I knew what she was, her own voice came raggedly in
her memory. I knew what Qetesh was, Daniel, I could have let her die there.
Vala, Brannen wouldn’t have just killed you, Daniel’s reply echoed back as well. He would’ve destroyed you. He was destroying you. You didn’t choose to be a Goa’uld. You chose to live.
She had believed him—or tried to believe him—but some part of her had always known that what he said was a lover’s rationalization. Whether it was or not didn’t matter now, though. This wasn’t about survival. This was about revenge.
She hurried through the empty halls, glad that even Brannen would be asleep at this time of night. Her sandled feet shuffled along the cold stone floor, the dry, whispering sound of it making her feel exposed and vulnerable. She missed her boots and the gratifying pound of their carefully selected heels. Brannen liked her in delicate, femine attire, though, and she knew fully well that he had chosen her current attire with the same purposeful mindset with which she picked her own wardrobe.

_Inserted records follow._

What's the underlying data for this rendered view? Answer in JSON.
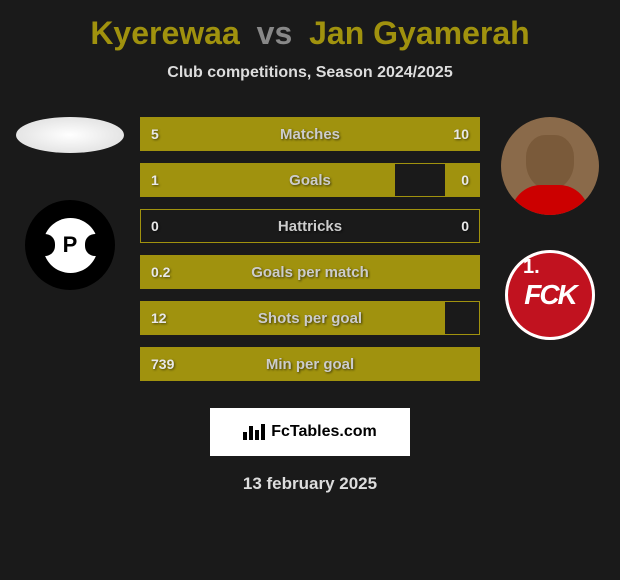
{
  "title": {
    "player1": "Kyerewaa",
    "vs": "vs",
    "player2": "Jan Gyamerah"
  },
  "subtitle": "Club competitions, Season 2024/2025",
  "colors": {
    "accent": "#a0920e",
    "background": "#1a1a1a",
    "text_light": "#ddd",
    "club_right_bg": "#c1121f"
  },
  "stats": [
    {
      "label": "Matches",
      "left_val": "5",
      "right_val": "10",
      "left_pct": 33,
      "right_pct": 67
    },
    {
      "label": "Goals",
      "left_val": "1",
      "right_val": "0",
      "left_pct": 75,
      "right_pct": 10
    },
    {
      "label": "Hattricks",
      "left_val": "0",
      "right_val": "0",
      "left_pct": 0,
      "right_pct": 0
    },
    {
      "label": "Goals per match",
      "left_val": "0.2",
      "right_val": "",
      "left_pct": 100,
      "right_pct": 0
    },
    {
      "label": "Shots per goal",
      "left_val": "12",
      "right_val": "",
      "left_pct": 90,
      "right_pct": 0
    },
    {
      "label": "Min per goal",
      "left_val": "739",
      "right_val": "",
      "left_pct": 100,
      "right_pct": 0
    }
  ],
  "footer": {
    "brand": "FcTables.com",
    "date": "13 february 2025"
  },
  "club_right_label": "FCK",
  "club_right_num": "1."
}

Finally, though, she reached the door to the room where he stored the real records and pressed her forehead to the door, listening for a moment. No one should be inside; no one but Brannen even had the security code, but a bit of extra caution couldn’t do anything but help her now. Hearing nothing, she quickly tapped out the code and slid inside, hurring to the computer as the lights came up.
His reasons for wanting the symbiote poison wouldn’t be here of course, but Vala didn’t care about that. She slid into the chair in front of the terminal with single-minded intent. Whatever he wanted with it, he would have records of where he’d hidden it here. She was going to take it, and use the resources she could trade it for to come back here and finally be rid of him.
It wouldn’t change anything, she realized as the screen came to life in front of her. If Brannen had told the truth, it wouldn’t bring Daniel back. It wouldn’t give her back the life she’d actually began to believe they could build together or…
“Damn,” she muttered, raising a finger to flick a tear hurriedly from her face. The computer screen had begun to flash, demanding a password, and she grit her teeth. She made several attempts, but no matter how she tried to hack the system, the display remained frozen. Finally, Vala slammed both hands flat against the console in frustration. The password dialogue winked off, and Brannen’s business records came up.
“There we go,” Vala smiled, allowing herself to breathe again.